Climate action is not for reducing emission but for choosing a path for new development and future job creation. We are at the crossroad. Our decision today will make the earth livable. If we don’t act today, mankind may become extinct from this planet. If humanity is to survive with the semblance of quality that we enjoy today, all of us need to act quickly to limit and reverse anthropogenic climate change and environmental destruction.
Climate change is the main driver of environmental degradation with all-time maximum temperatures recorded this year. Much of the world felt the impacts, not just in heat but flooding, melting glaciers, rise in sea levels, pandemics and flash floods, hurricanes, wildfires, drought, excessive snow or desertification. Globally, according to Prof. Schellnbur of Germany, climate change added equal heat of 4 atom bombs of 15 kilotons each second.
Fighting Climate Change in Manipur
Restoring the environment without tackling climate change would be like giving prescriptions without buying medicines. Thus, every nation should take a pivotal role to fight back climate change. In Manipur, there’s need for immediate restoration of all poppy and jhum cultivated areas.
Trees and forests are a critical part of environmental safeguard. Twenty per cent of earth’s oxygen is produced by forests. Every minute, forests to the size of 20 football fields are cut with 15 billion trees per year. By 2030, the planet might have only 10 per cent of its natural forests and all forests on the planet might be gone in the next 100 years. One ton of carbon is stored by a tree and gives out oxygen for 10 people.
Between now and 2030, afforestation of available 350 Mha of global degraded land could generate ₹657 trillion in ecosystem services and remove 25 gigatons of greenhouse gases that could be a big solution. In 2023, Manipur lost 13.9 kha of natural forests equivalent to 7.97 Mt of CO2 emissions.
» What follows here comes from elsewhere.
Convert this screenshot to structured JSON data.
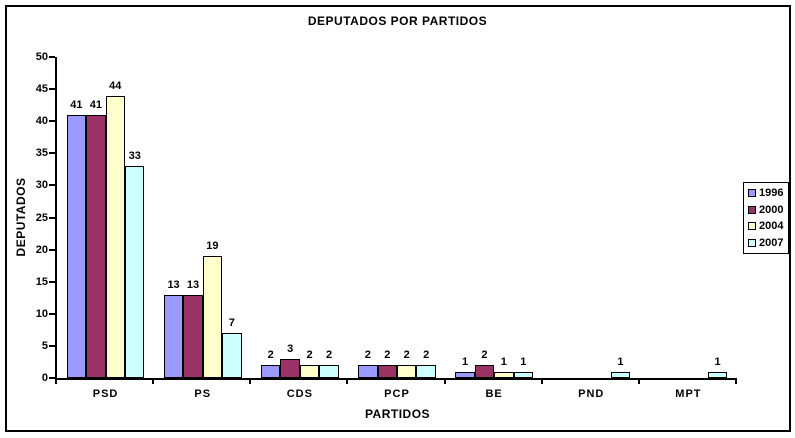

Food Culture in Manipur a Challenge to Environment
Biodiversity loss is another challenge. Species, once lost, are lost forever and now it’s to the tune of 3 species per hour and the maximum of our species might be extinct by 2100. The oceans absorb 25 per cent of all human CO2 emissions. Due to climate change, ocean acidity is expected to increase by 150 per cent in 2100. If so, all the sea creatures including plankton which produces 65 per cent of all earth’s oxygen might be extinct.
A third of the food that humans consumes–around 1.3 billion tons–is wasted every day which will be enough to feed 3 billion people but emit 4.4 gigatons of greenhouse gas. The Manipuri style of feast is wasting too much food, challenging our economy and environment.
Peace Pact with Environment: From Action to Commitment
To understand real environmentalism, we must travel back to the 1920s where the world population had yet to reach 2 billion. The earth’s atmospheric CO2 was around 300 ppm, compared to 410 ppm today. It is the world that we dream of—Nostalgia of a rural era that was being rapidly lost to the slums and a worldview that celebrated a spiritual connection with the natural world, from Hinduism/Christianity/Islam to transcendentalism to paganism. And, a farrago of unscientific philosophies that hoped to restore humanity’s relationship with the environment. Modern environmentalism is the heir to both these traditions: the scientific and pragmatic and the spiritual and nostalgic.
We need to restore at least 1.5 billion hectares by 2030 if we are going to safeguard the web of life on Earth and avoid real consequences for ourselves. Now is the time to move from committing to action to acting on commitments to prevent, halt and reverse.
In the universe there are billions of galaxies, in our galaxy also there are billions of planets. But there is “Only One Earth”. How long we will survive on earth will depend on how we act today for the planet. We are the generation that can make a peace pact with the environment. On World Environment Day, 2025, let’s plant trees to take care of Mother Earth.